In a macabre sort of way, her early sexual dealings with her father, turn her into a virtuoso. She gives the best 'head' so much so that clients come and ask specifically for her.
Unknown to Stella, Big Madame herself, Eyo just endures it all. And her taking up the robot model helps her more for she is able to black out everything. But all thisngs must come to an end: Once out and on the way to a client's place, Eyo tries to end her life by throwing herself in front of a moving car and later by almost jumping out of the top room of The House. In both cases, she doesn't die but lives to service more clients.
Things come to a head between Eyo and Big Madame when Eyo talks a client into buying her off. Big Madame doesn't take it lightly and has Eyo given away to a pimp, Johnny from where Eyo - after so much sexual assault and selling sex on the streets - gets her freedom and returns home.
Johnny the pimp does just that, pimps! Here, again, Eyo's endurance is tested to no end. However, Johnny cohabits with Eyo but pretty much gives her freedom - she visits the park frequently. But that is not to say she has stopped enduring nor softened, not at all. She even changes her name to Jungle. To her, 'Eyo' long died and was buried the moment she left The House.
He loses his cool when he comes across £2000 that Eyo had hidden in the house. She'd made this money by sleeping with her 'North African' friends at the park. She is beaten to within an inch of her life. She survives ... and later, after an exhausting sexual do with Johnny, she returns the favour: Using a bat she had picked form someplace, she beats Johhny to within a millimetre of his life, and runs off to some Catholic priest she'd met on the streets. The priest had tried to get her off the streets to no avail.

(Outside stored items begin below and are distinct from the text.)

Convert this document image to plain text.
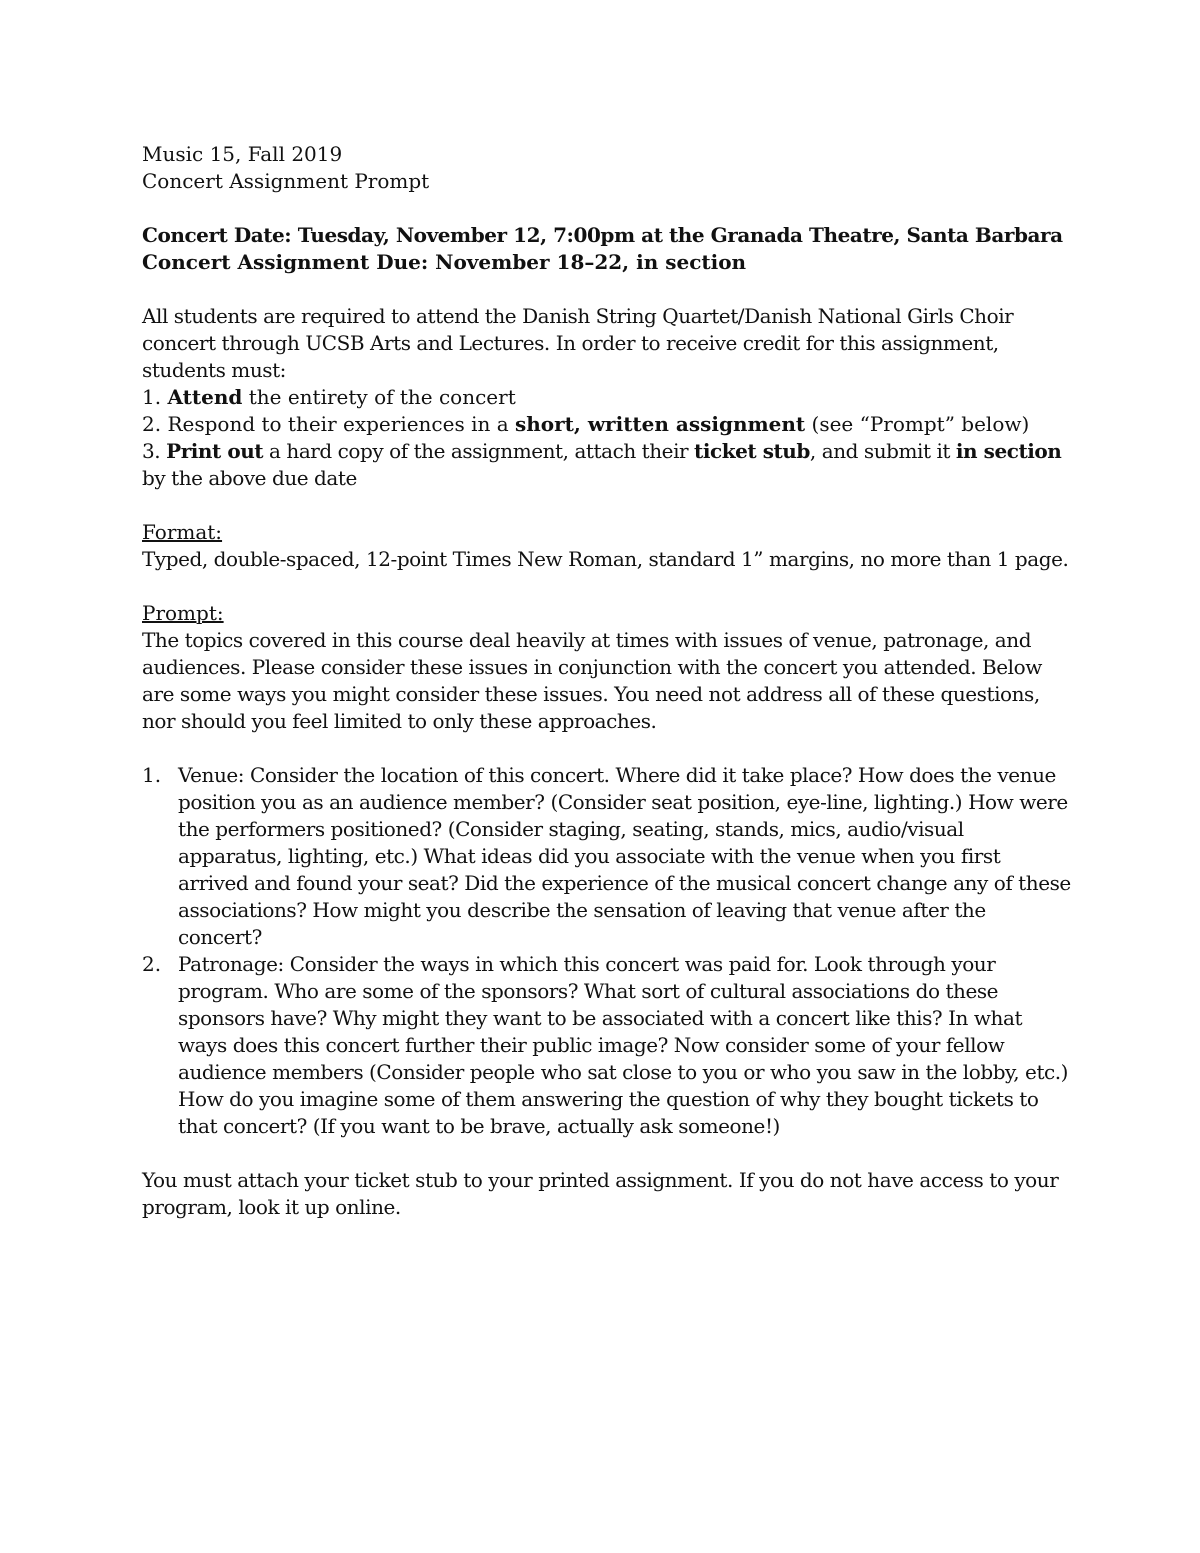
Music 15, Fall 2019
Concert Assignment Prompt
Concert Date: Tuesday, November 12, 7:00pm at the Granada Theatre, Santa Barbara
Concert Assignment Due: November 18–22, in section
All students are required to attend the Danish String Quartet/Danish National Girls Choir concert through UCSB Arts and Lectures. In order to receive credit for this assignment, students must:
1. Attend the entirety of the concert
2. Respond to their experiences in a short, written assignment (see “Prompt” below)
3. Print out a hard copy of the assignment, attach their ticket stub, and submit it in section by the above due date
Format:
Typed, double-spaced, 12-point Times New Roman, standard 1” margins, no more than 1 page.
Prompt:
The topics covered in this course deal heavily at times with issues of venue, patronage, and audiences. Please consider these issues in conjunction with the concert you attended. Below are some ways you might consider these issues. You need not address all of these questions, nor should you feel limited to only these approaches.
1. Venue: Consider the location of this concert. Where did it take place? How does the venue position you as an audience member? (Consider seat position, eye-line, lighting.) How were the performers positioned? (Consider staging, seating, stands, mics, audio/visual apparatus, lighting, etc.) What ideas did you associate with the venue when you first arrived and found your seat? Did the experience of the musical concert change any of these associations? How might you describe the sensation of leaving that venue after the concert?
2. Patronage: Consider the ways in which this concert was paid for. Look through your program. Who are some of the sponsors? What sort of cultural associations do these sponsors have? Why might they want to be associated with a concert like this? In what ways does this concert further their public image? Now consider some of your fellow audience members (Consider people who sat close to you or who you saw in the lobby, etc.) How do you imagine some of them answering the question of why they bought tickets to that concert? (If you want to be brave, actually ask someone!)
You must attach your ticket stub to your printed assignment. If you do not have access to your program, look it up online.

From here, it's all downhill for Johnny, Big Madame, Lola and Sam as Eyo's case is taken up by a social worker who leads to the arrest of them all in the full glare of the media and its numerous cameras. . Eyo, on her part, returns to Nigeria, Jungle City.

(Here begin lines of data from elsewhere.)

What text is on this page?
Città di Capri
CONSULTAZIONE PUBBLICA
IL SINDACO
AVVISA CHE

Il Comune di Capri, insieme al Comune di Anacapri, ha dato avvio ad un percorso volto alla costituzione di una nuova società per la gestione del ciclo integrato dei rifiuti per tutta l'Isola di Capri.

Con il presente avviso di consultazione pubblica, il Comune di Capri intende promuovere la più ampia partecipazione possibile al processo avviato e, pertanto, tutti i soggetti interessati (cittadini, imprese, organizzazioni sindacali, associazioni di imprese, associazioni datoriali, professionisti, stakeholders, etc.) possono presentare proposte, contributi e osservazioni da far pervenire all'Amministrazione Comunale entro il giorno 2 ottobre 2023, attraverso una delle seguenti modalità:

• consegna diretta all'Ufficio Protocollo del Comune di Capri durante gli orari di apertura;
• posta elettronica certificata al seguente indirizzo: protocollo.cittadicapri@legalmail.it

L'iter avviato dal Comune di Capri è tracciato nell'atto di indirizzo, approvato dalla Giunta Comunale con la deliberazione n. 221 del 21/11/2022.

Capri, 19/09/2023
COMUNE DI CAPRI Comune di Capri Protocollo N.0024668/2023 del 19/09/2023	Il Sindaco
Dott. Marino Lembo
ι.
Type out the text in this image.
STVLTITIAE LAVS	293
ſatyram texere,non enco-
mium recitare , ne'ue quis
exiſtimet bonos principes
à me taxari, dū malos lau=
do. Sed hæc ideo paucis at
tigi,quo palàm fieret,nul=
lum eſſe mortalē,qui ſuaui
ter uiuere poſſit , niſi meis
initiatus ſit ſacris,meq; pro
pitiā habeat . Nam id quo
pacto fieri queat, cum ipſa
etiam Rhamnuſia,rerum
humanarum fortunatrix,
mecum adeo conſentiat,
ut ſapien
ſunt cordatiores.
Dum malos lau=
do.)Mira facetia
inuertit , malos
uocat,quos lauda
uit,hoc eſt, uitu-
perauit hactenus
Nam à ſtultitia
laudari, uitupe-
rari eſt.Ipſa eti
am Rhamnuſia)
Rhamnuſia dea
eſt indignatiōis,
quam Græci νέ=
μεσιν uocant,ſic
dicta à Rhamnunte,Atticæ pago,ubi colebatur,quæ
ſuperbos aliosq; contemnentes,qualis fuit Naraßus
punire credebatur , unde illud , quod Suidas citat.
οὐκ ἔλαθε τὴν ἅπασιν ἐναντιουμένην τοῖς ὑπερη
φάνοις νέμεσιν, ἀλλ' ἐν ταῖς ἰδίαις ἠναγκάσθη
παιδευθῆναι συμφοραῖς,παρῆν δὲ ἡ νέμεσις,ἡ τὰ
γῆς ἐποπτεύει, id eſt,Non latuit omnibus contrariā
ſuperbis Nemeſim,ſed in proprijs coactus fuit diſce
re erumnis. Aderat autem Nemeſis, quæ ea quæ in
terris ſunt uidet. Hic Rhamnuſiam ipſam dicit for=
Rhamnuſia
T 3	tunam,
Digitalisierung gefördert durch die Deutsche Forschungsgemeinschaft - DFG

Back in Jungle City, nothing has changed though the father has since been kicked out by the mother for she could not stand him having his way with Sade, Eyo's much younger sister. The way she is treated after her money near runs out leaves her wondering if she made the right decision to return to Jungle City.
In Eyo, the book, we come face to face with the lucrative world of human/women trafficking and sex slavery abroad and the web of deceit that covers it all. We see women at their worst - as hapless prostitutes (Nkem, Eyo, Daisy), powerful pimps (Big Madame), cruel employers (Lola), co-conspirators (Big Madame, Olufunmi); and at their best - Eyo worrying more about the younger sister than herself, Tolu volunteering information to the police at the expense of her family, Bola lying through the teeth and through her pants to send money back to Nigeria for the upkeep of her children etc.

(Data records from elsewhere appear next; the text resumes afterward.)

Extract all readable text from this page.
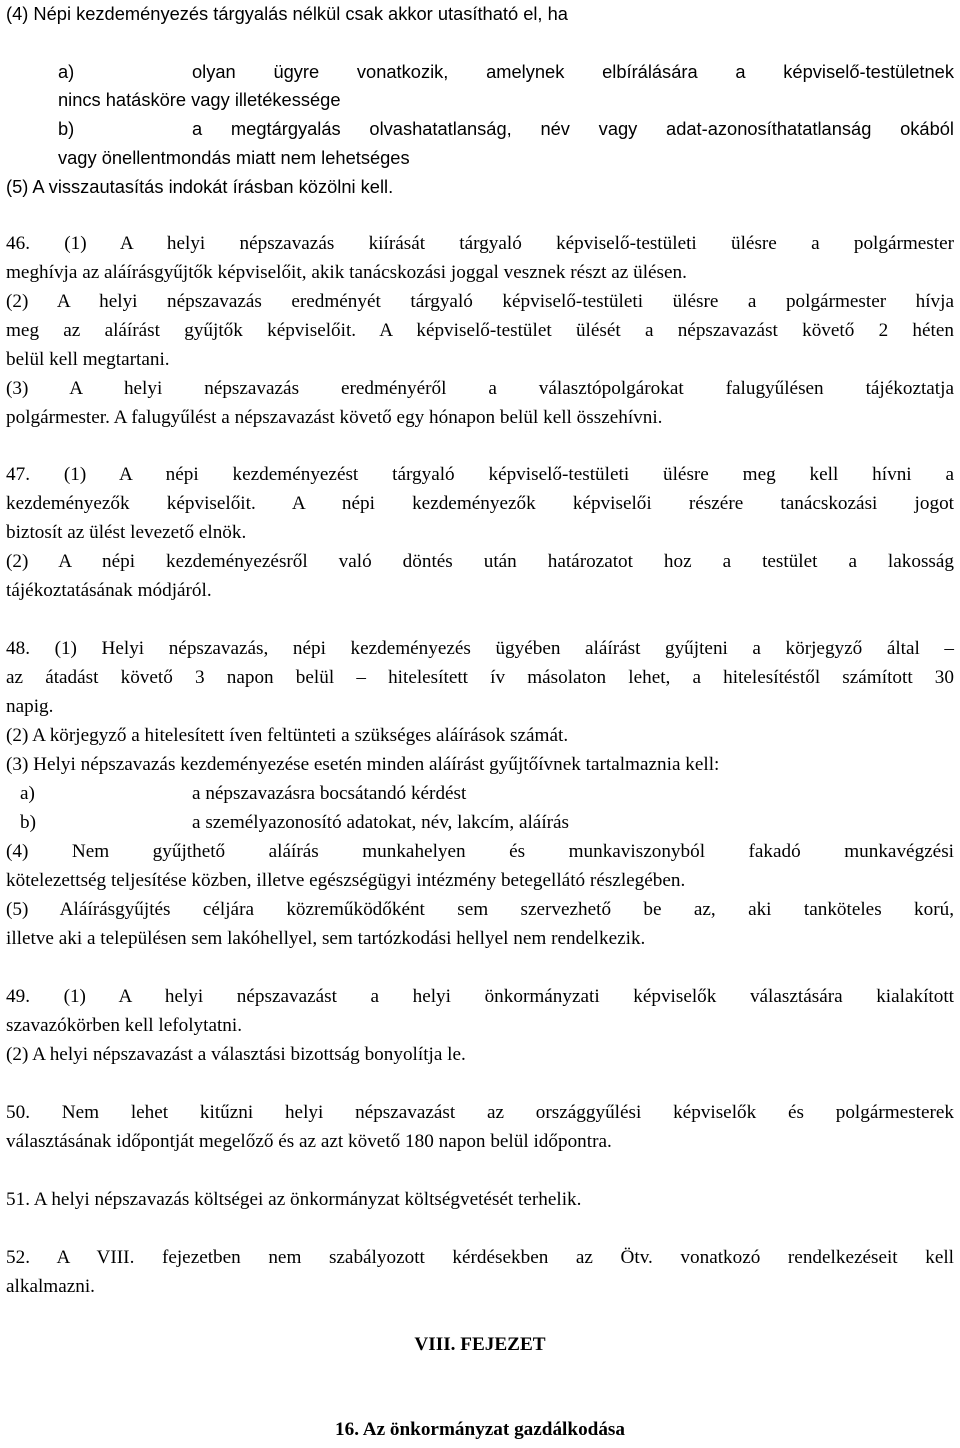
(4) Népi kezdeményezés tárgyalás nélkül csak akkor utasítható el, ha
a)	olyan ügyre vonatkozik, amelynek elbírálására a képviselő-testületnek
nincs hatásköre vagy illetékessége
b)	a megtárgyalás olvashatatlanság, név vagy adat-azonosíthatatlanság okából
vagy önellentmondás miatt nem lehetséges
(5) A visszautasítás indokát írásban közölni kell.
46. (1) A helyi népszavazás kiírását tárgyaló képviselő-testületi ülésre a polgármester
meghívja az aláírásgyűjtők képviselőit, akik tanácskozási joggal vesznek részt az ülésen.
(2) A helyi népszavazás eredményét tárgyaló képviselő-testületi ülésre a polgármester hívja
meg az aláírást gyűjtők képviselőit. A képviselő-testület ülését a népszavazást követő 2 héten
belül kell megtartani.
(3) A helyi népszavazás eredményéről a választópolgárokat falugyűlésen tájékoztatja
polgármester. A falugyűlést a népszavazást követő egy hónapon belül kell összehívni.
47. (1) A népi kezdeményezést tárgyaló képviselő-testületi ülésre meg kell hívni a
kezdeményezők képviselőit. A népi kezdeményezők képviselői részére tanácskozási jogot
biztosít az ülést levezető elnök.
(2) A népi kezdeményezésről való döntés után határozatot hoz a testület a lakosság
tájékoztatásának módjáról.
48. (1) Helyi népszavazás, népi kezdeményezés ügyében aláírást gyűjteni a körjegyző által –
az átadást követő 3 napon belül – hitelesített ív másolaton lehet, a hitelesítéstől számított 30
napig.
(2) A körjegyző a hitelesített íven feltünteti a szükséges aláírások számát.
(3) Helyi népszavazás kezdeményezése esetén minden aláírást gyűjtőívnek tartalmaznia kell:
a)	a népszavazásra bocsátandó kérdést
b)	a személyazonosító adatokat, név, lakcím, aláírás
(4) Nem gyűjthető aláírás munkahelyen és munkaviszonyból fakadó munkavégzési
kötelezettség teljesítése közben, illetve egészségügyi intézmény betegellátó részlegében.
(5) Aláírásgyűjtés céljára közreműködőként sem szervezhető be az, aki tanköteles korú,
illetve aki a településen sem lakóhellyel, sem tartózkodási hellyel nem rendelkezik.
49. (1) A helyi népszavazást a helyi önkormányzati képviselők választására kialakított
szavazókörben kell lefolytatni.
(2) A helyi népszavazást a választási bizottság bonyolítja le.
50. Nem lehet kitűzni helyi népszavazást az országgyűlési képviselők és polgármesterek
választásának időpontját megelőző és az azt követő 180 napon belül időpontra.
51. A helyi népszavazás költségei az önkormányzat költségvetését terhelik.
52. A VIII. fejezetben nem szabályozott kérdésekben az Ötv. vonatkozó rendelkezéseit kell
alkalmazni.
VIII. FEJEZET
16. Az önkormányzat gazdálkodása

We get to see how poverty and despair pushes well-meaning albeit ignorant parents into a world they have a very vague idea of. (Eyo's parents and neighbours think that London is everything!). But following Eyo's story, one wonders whether some people are born to suffer and never rise above their poverty.
Abidemi Sanusi has done justice to her field - human rights - with this eye-opening tale of the supposed rosy life abroad. She has made nonsense of many people's assumption that a father cannot defile his daughter with the wife's knowledge nor that prostitutes can ever have real feelings (Bola with Mark, Eyo with Johnny). She's even shown us that the so-called functional society like the UK has rogues within it. It is these that are in the employ of the Big Madames of this world (they could easily erase the unwanted portion of a street's CCTV camera) and ensuring she never faces any charges in any court.